電波の沈黙
テーブルに広げられた地図は、半分が滲んで読めなくなっていた。
それでも、ヴァディムの指は迷わずに線をなぞる。
「ここから北は、廃線沿いに進むのが一番早い。野盗は出るが、グリッチは出ない」
彼の指が、東へ滑っていく。
「問題はここから先だ。情報がない」
地図の余白に、何も描かれていない領域が不自然なほど広がっていた。
誰も戻ってこなかった場所、ということなのだろう。
「ウラジオストクまで、どのくらい」
「歩きなら二月。車があれば、半分以下」
「車は」
「ない。あれば、俺がとっくに乗ってる」
サキは、地図から目を上げた。大陸を横断する、という言葉の重さが、今さら肩にのしかかってくる。チェルノブイリを出てから、まだ三日も経っていない。
ふと、ある考えが浮かんだ。
「F.C.E.U.時代の伝手が、一つだけある」
端末を取り出す。電源を入れるだけで、指先が冷たくなった。古い暗号化周波数。最後に使ったのは、もう何年も前だ。
短い符丁を打ち込み、送信する。
返事は、ほとんど一瞬で来た。
[認証コード不一致。発信元を記録します]
機械的な文字列の連なりに、サキの背筋が凍った。一瞬で来た、ということ自体がおかしい。
眠っているはずの回線に、誰かが、ずっと聞き耳を立てていたとしか思えない。
電源を切る。心臓の音だけが、やけに大きく聞こえた。
「だめか」
ヴァディムが、訊くというより、確認するように言った。
「だめ。むしろ、教えない方がよかった」
しばらく、二人とも何も言わなかった。
「だったら」
ヴァディムが、椅子の背にもたれた。
「俺の伝手を使え」
「あるの」
「メビウスの連中だ。法も国境も無視して、モノと人を運ぶ。俺たちにも、たまに薬と引き換えに物資を届けてくれる」
彼は、地図の端、海岸線近くの一点を指で叩いた。
「この辺りに、奴らの船がよく着く。
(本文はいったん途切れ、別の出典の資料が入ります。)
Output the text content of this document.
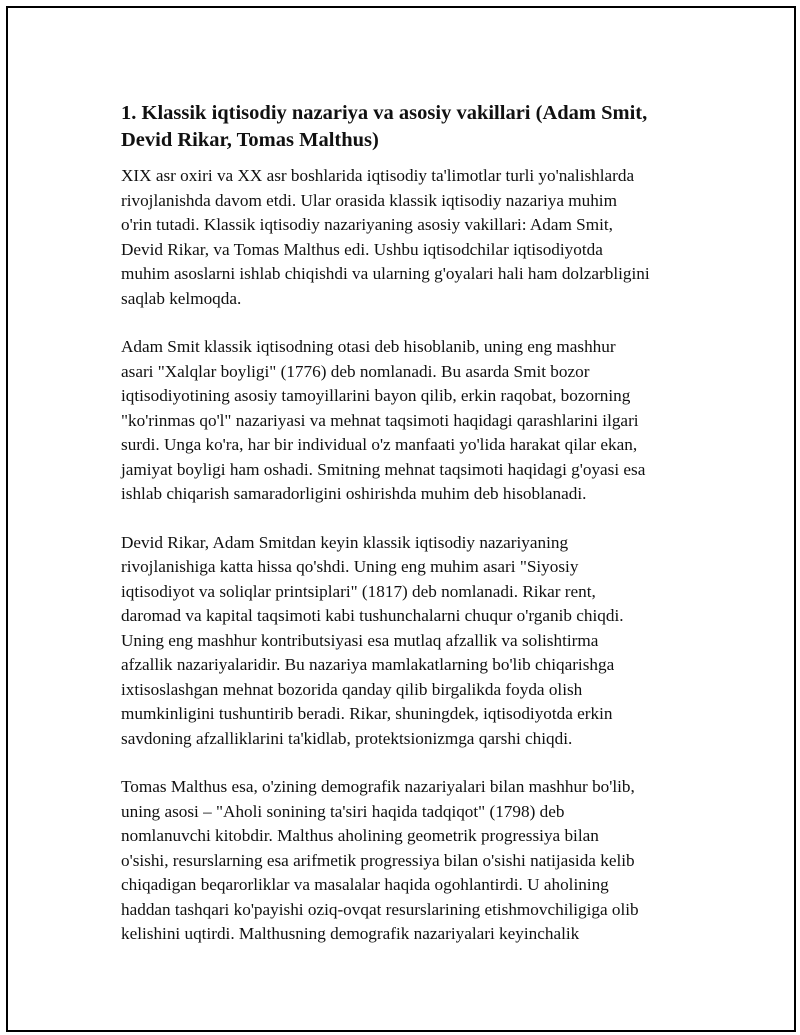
1. Klassik iqtisodiy nazariya va asosiy vakillari (Adam Smit,
Devid Rikar, Tomas Malthus)

XIX asr oxiri va XX asr boshlarida iqtisodiy ta'limotlar turli yo'nalishlarda
rivojlanishda davom etdi. Ular orasida klassik iqtisodiy nazariya muhim
o'rin tutadi. Klassik iqtisodiy nazariyaning asosiy vakillari: Adam Smit,
Devid Rikar, va Tomas Malthus edi. Ushbu iqtisodchilar iqtisodiyotda
muhim asoslarni ishlab chiqishdi va ularning g'oyalari hali ham dolzarbligini
saqlab kelmoqda.

Adam Smit klassik iqtisodning otasi deb hisoblanib, uning eng mashhur
asari "Xalqlar boyligi" (1776) deb nomlanadi. Bu asarda Smit bozor
iqtisodiyotining asosiy tamoyillarini bayon qilib, erkin raqobat, bozorning
"ko'rinmas qo'l" nazariyasi va mehnat taqsimoti haqidagi qarashlarini ilgari
surdi. Unga ko'ra, har bir individual o'z manfaati yo'lida harakat qilar ekan,
jamiyat boyligi ham oshadi. Smitning mehnat taqsimoti haqidagi g'oyasi esa
ishlab chiqarish samaradorligini oshirishda muhim deb hisoblanadi.

Devid Rikar, Adam Smitdan keyin klassik iqtisodiy nazariyaning
rivojlanishiga katta hissa qo'shdi. Uning eng muhim asari "Siyosiy
iqtisodiyot va soliqlar printsiplari" (1817) deb nomlanadi. Rikar rent,
daromad va kapital taqsimoti kabi tushunchalarni chuqur o'rganib chiqdi.
Uning eng mashhur kontributsiyasi esa mutlaq afzallik va solishtirma
afzallik nazariyalaridir. Bu nazariya mamlakatlarning bo'lib chiqarishga
ixtisoslashgan mehnat bozorida qanday qilib birgalikda foyda olish
mumkinligini tushuntirib beradi. Rikar, shuningdek, iqtisodiyotda erkin
savdoning afzalliklarini ta'kidlab, protektsionizmga qarshi chiqdi.

Tomas Malthus esa, o'zining demografik nazariyalari bilan mashhur bo'lib,
uning asosi – "Aholi sonining ta'siri haqida tadqiqot" (1798) deb
nomlanuvchi kitobdir. Malthus aholining geometrik progressiya bilan
o'sishi, resurslarning esa arifmetik progressiya bilan o'sishi natijasida kelib
chiqadigan beqarorliklar va masalalar haqida ogohlantirdi. U aholining
haddan tashqari ko'payishi oziq-ovqat resurslarining etishmovchiligiga olib
kelishini uqtirdi. Malthusning demografik nazariyalari keyinchalik
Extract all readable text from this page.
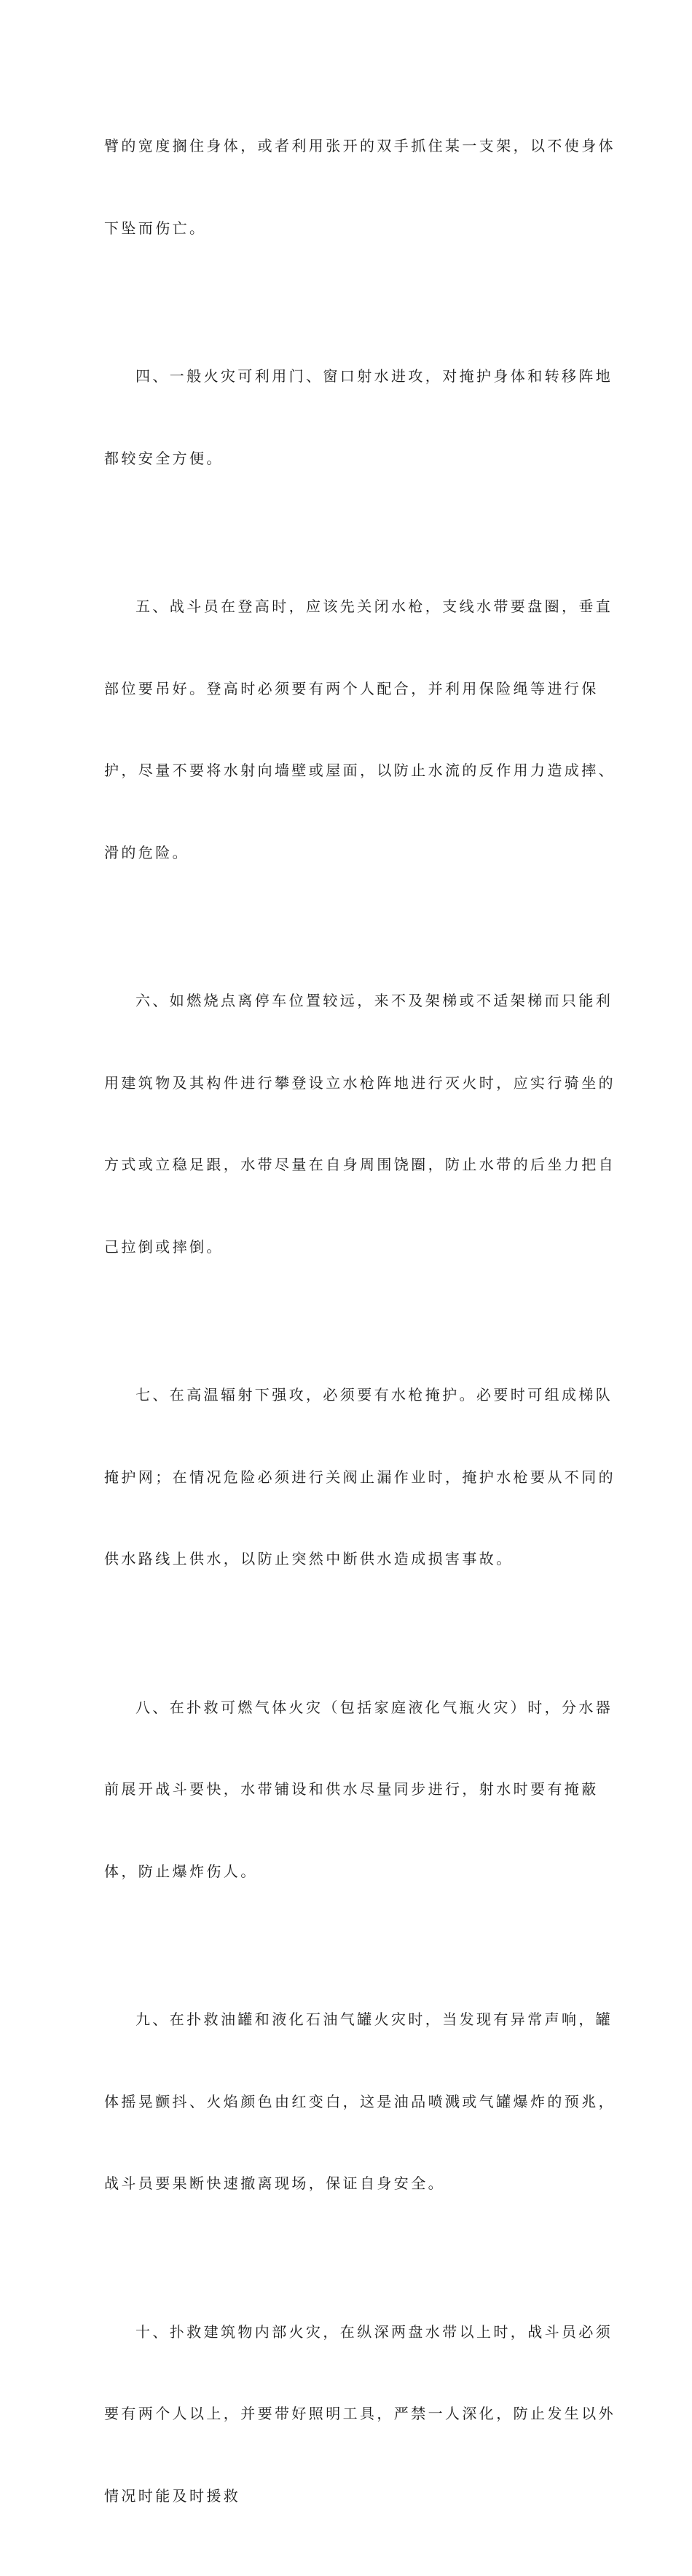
臂的宽度搁住身体，或者利用张开的双手抓住某一支架，以不使身体

下坠而伤亡。

四、一般火灾可利用门、窗口射水进攻，对掩护身体和转移阵地

都较安全方便。

五、战斗员在登高时，应该先关闭水枪，支线水带要盘圈，垂直

部位要吊好。登高时必须要有两个人配合，并利用保险绳等进行保

护，尽量不要将水射向墙壁或屋面，以防止水流的反作用力造成摔、

滑的危险。

六、如燃烧点离停车位置较远，来不及架梯或不适架梯而只能利

用建筑物及其构件进行攀登设立水枪阵地进行灭火时，应实行骑坐的

方式或立稳足跟，水带尽量在自身周围饶圈，防止水带的后坐力把自

己拉倒或摔倒。

七、在高温辐射下强攻，必须要有水枪掩护。必要时可组成梯队

掩护网；在情况危险必须进行关阀止漏作业时，掩护水枪要从不同的

供水路线上供水，以防止突然中断供水造成损害事故。

八、在扑救可燃气体火灾（包括家庭液化气瓶火灾）时，分水器

前展开战斗要快，水带铺设和供水尽量同步进行，射水时要有掩蔽

体，防止爆炸伤人。

九、在扑救油罐和液化石油气罐火灾时，当发现有异常声响，罐

体摇晃颤抖、火焰颜色由红变白，这是油品喷溅或气罐爆炸的预兆，

战斗员要果断快速撤离现场，保证自身安全。

十、扑救建筑物内部火灾，在纵深两盘水带以上时，战斗员必须

要有两个人以上，并要带好照明工具，严禁一人深化，防止发生以外

情况时能及时援救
乗せてもらえるかどうかは、運次第だが」
「対価は」
「労働か、情報か、武器」
ヴァディムが、サキを一瞥する。
「お前、戦えるな」
「少しは」
「それで十分だ」
中庭から、低いハミングが、また風に乗って届いた。三、六、九。区切りのリズムは、最初に聞いたときより、わずかに速くなっている気がした。気のせいかもしれない。確かめる術はない。
「大陸を渡るだけで、何ヶ月もかかる」
サキは、地図の余白——情報のない領域に、もう一度目を落とした。
「その間に、あれが何なのか、誰かに先を越されるかもしれない」
「だったら、急ぐしかないだろう」
ヴァディムが、地図を畳んだ。
畳まれた紙の隙間から、まだ東を指していた指の跡が、薄く残っていた。